Der Internationale Museumstag erwies sich erneut als Publikumsmagnet. Die Veranstaltung in Alkersum überzeugte mit insularen Kulturbeiträgen

Mit rund 400 Besuchern seien die Erwartungen mehr als erfüllt worden, denn angesichts des guten Wetters habe man mit einer kleineren Zahl gerechnet, verriet Ingrid Stubenrauch, Mitarbeiterin des Museums Kunst der Westküste in Alkersum, das zum internationalen Museumstag mit einem musikalischen Rahmenprogramm und freiem Eintritt zum Besuch eingeladen hatte.

Schon mehrfach hatten die Kreismusikschule und das Museum bewiesen, dass sie, zu einer fruchtbaren Symbiose vereint, Menschen begeistern können. Gleich vierfach (mit der Mini Big-Band und den Youngstern, Leitung Josef Antoš, sowie dem Bläser-Quartett und der Tidenhup-Big-Band, Leitung Wolfgang Philipp) begleitete die Musikschule den Tag musikalisch. Zudem feierten die Nachwuchsmusiker von „et orkester“ an diesem besonderen Tag eine Premiere. Sie hatten den ersten öffentlichen Auftritt mit ihrem neuen Leiter Detlef Grewe.
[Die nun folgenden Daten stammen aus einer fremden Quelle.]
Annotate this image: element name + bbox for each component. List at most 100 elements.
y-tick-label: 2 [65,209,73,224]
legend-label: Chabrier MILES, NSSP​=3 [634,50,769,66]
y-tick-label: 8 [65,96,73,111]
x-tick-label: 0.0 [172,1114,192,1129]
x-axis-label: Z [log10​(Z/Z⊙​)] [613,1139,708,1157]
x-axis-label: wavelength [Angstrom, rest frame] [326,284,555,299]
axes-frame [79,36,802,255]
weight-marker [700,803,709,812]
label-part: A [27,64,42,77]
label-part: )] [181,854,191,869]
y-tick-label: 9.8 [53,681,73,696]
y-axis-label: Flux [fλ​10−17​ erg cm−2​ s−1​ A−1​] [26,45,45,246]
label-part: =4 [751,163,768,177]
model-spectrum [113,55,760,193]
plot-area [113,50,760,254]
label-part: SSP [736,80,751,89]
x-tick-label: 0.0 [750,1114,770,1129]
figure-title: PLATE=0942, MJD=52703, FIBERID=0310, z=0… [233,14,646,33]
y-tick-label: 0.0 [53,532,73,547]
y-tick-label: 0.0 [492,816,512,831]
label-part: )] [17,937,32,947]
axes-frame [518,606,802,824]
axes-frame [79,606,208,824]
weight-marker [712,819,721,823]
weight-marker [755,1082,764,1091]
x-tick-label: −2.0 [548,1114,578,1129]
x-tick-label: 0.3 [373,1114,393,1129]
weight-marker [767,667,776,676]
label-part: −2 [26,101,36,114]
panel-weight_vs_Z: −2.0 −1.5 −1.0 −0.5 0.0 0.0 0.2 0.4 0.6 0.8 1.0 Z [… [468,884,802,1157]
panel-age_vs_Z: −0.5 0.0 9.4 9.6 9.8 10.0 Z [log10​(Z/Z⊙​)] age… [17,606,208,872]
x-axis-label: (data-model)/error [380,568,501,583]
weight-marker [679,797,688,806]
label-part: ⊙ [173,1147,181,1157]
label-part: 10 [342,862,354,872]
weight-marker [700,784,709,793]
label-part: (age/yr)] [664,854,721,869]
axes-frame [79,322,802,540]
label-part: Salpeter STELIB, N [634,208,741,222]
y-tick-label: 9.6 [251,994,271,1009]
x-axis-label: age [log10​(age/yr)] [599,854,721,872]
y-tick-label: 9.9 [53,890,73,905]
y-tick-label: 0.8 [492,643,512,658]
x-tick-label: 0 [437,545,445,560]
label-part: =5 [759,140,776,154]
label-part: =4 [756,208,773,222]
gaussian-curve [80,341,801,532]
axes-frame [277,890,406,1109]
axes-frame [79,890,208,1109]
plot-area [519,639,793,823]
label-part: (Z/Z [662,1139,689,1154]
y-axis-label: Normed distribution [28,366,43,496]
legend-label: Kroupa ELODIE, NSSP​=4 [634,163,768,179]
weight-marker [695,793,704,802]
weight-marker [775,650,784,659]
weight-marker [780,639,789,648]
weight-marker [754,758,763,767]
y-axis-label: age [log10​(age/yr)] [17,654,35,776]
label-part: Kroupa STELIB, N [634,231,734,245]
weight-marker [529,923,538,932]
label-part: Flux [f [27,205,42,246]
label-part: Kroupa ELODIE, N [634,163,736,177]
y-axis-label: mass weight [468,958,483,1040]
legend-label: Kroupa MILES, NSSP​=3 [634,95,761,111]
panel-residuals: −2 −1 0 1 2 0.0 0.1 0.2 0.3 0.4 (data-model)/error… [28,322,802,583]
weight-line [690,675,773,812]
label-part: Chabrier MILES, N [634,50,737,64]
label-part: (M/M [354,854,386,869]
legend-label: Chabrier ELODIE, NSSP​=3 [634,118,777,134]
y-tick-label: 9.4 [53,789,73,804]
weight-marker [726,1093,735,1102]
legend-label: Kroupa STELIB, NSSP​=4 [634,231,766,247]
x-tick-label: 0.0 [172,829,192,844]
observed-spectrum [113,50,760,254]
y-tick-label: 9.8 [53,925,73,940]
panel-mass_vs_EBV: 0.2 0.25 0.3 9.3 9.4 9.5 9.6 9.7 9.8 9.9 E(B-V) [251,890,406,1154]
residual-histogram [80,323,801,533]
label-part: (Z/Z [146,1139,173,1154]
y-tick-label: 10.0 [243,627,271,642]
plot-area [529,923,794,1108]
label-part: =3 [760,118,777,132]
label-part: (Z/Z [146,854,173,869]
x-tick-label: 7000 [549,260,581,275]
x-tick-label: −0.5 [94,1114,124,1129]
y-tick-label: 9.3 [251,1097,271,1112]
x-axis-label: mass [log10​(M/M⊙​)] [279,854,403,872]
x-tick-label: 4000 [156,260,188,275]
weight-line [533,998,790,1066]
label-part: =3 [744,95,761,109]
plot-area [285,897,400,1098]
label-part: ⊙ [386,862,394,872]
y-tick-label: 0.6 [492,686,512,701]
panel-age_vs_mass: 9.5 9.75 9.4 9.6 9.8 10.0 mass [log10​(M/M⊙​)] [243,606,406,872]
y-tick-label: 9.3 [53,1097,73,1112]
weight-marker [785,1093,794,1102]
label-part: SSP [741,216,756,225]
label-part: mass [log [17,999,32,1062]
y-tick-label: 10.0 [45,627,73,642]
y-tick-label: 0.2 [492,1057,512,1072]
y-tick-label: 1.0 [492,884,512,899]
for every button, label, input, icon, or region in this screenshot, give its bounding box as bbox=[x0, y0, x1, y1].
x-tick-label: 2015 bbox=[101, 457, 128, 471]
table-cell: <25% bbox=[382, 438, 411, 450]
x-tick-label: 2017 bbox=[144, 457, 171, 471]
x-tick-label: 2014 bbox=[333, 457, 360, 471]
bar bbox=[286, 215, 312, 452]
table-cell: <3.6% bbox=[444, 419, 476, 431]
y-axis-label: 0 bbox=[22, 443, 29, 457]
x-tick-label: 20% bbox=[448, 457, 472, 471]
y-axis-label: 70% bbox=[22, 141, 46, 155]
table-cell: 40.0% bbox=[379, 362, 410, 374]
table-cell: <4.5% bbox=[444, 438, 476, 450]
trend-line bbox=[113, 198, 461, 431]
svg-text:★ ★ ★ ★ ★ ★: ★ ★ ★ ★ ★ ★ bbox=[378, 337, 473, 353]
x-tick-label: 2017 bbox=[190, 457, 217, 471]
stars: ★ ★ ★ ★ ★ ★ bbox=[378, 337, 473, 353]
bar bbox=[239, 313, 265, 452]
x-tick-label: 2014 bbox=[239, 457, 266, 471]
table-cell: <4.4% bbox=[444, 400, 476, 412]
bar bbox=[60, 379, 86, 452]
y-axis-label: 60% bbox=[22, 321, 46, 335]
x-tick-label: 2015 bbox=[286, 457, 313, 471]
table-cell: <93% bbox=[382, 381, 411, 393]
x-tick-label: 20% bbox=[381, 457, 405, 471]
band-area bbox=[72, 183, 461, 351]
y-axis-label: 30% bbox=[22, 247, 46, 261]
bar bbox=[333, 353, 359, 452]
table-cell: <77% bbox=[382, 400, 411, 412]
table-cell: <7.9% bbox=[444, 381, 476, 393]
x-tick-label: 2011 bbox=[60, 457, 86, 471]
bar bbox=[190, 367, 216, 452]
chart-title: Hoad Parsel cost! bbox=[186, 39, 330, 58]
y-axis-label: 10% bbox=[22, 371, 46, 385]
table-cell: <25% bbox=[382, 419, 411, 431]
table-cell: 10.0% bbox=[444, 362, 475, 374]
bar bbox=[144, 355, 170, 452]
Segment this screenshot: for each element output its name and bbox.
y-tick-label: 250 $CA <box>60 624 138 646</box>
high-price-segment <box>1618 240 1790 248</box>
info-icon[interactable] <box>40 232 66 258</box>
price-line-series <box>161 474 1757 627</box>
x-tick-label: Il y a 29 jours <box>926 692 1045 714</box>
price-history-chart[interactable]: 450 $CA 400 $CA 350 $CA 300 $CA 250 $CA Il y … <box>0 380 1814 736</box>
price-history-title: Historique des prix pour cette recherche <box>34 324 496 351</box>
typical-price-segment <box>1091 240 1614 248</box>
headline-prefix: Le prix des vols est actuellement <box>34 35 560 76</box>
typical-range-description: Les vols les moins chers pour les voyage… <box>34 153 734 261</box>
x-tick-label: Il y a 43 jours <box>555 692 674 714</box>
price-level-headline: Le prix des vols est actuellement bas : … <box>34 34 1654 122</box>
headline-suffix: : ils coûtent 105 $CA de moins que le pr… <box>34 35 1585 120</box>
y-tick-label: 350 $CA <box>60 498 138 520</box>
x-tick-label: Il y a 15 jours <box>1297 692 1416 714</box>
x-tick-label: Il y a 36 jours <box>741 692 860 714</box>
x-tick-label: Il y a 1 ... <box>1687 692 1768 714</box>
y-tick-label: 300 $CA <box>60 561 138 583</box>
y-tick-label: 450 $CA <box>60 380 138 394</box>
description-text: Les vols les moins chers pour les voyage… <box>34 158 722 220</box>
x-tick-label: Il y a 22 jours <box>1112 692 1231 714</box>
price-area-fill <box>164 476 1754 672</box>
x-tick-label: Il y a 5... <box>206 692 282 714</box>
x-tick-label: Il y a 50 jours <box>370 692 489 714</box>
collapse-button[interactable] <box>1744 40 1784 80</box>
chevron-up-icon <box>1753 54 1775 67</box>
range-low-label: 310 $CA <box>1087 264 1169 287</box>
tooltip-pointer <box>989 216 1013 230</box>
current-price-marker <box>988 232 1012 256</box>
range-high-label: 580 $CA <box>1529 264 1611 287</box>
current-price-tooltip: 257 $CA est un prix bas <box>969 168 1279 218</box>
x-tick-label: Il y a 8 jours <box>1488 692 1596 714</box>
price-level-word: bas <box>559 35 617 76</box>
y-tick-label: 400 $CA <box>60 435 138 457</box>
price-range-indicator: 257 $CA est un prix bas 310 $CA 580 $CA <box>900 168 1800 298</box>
Der strahlende Sonnenschein erlaubte sogar eine „Session“ unter freiem Himmel, und, so formulierte es Ingrid Stubenrauch, „dadurch, dass das Wetter so schön war, war es eine ganz besondere Stimmung“.

In den Museumsräumen selbst galt erwartungsgemäß das größte Interesse der Otto-Heinrich-Engel-Ausstellung, aber selbstverständlich ließen es sich die Besucher nicht nehmen, auch die übrigen Ausstellungen wie „Tiefseewelten“ und „Von Mesdag bis Mondrian“ zu besuchen.

Einige Kinder seien der Einladung gefolgt, sich selbst kreativ einzubringen, berichtete Sylvia Haumersen von der museumspädagogischen Abteilung. Zwar hätten die wenigsten „Hosentaschenschätze“ mitgebracht, so wie es eigentlich vorgesehen war, doch da das Museum selbst Materialien bereithielt, seien von Muschelketten und Mobiles bis zu kleinen „Föhr-Museen“ in Pralinenschachteln sehr individuelle Kunstwerke entstanden. Unter diesen befand sich sogar ein Adventskalender – warum nicht mal der Zeit voraus sein, schließlich kommt das nächste Weihnachten bestimmt.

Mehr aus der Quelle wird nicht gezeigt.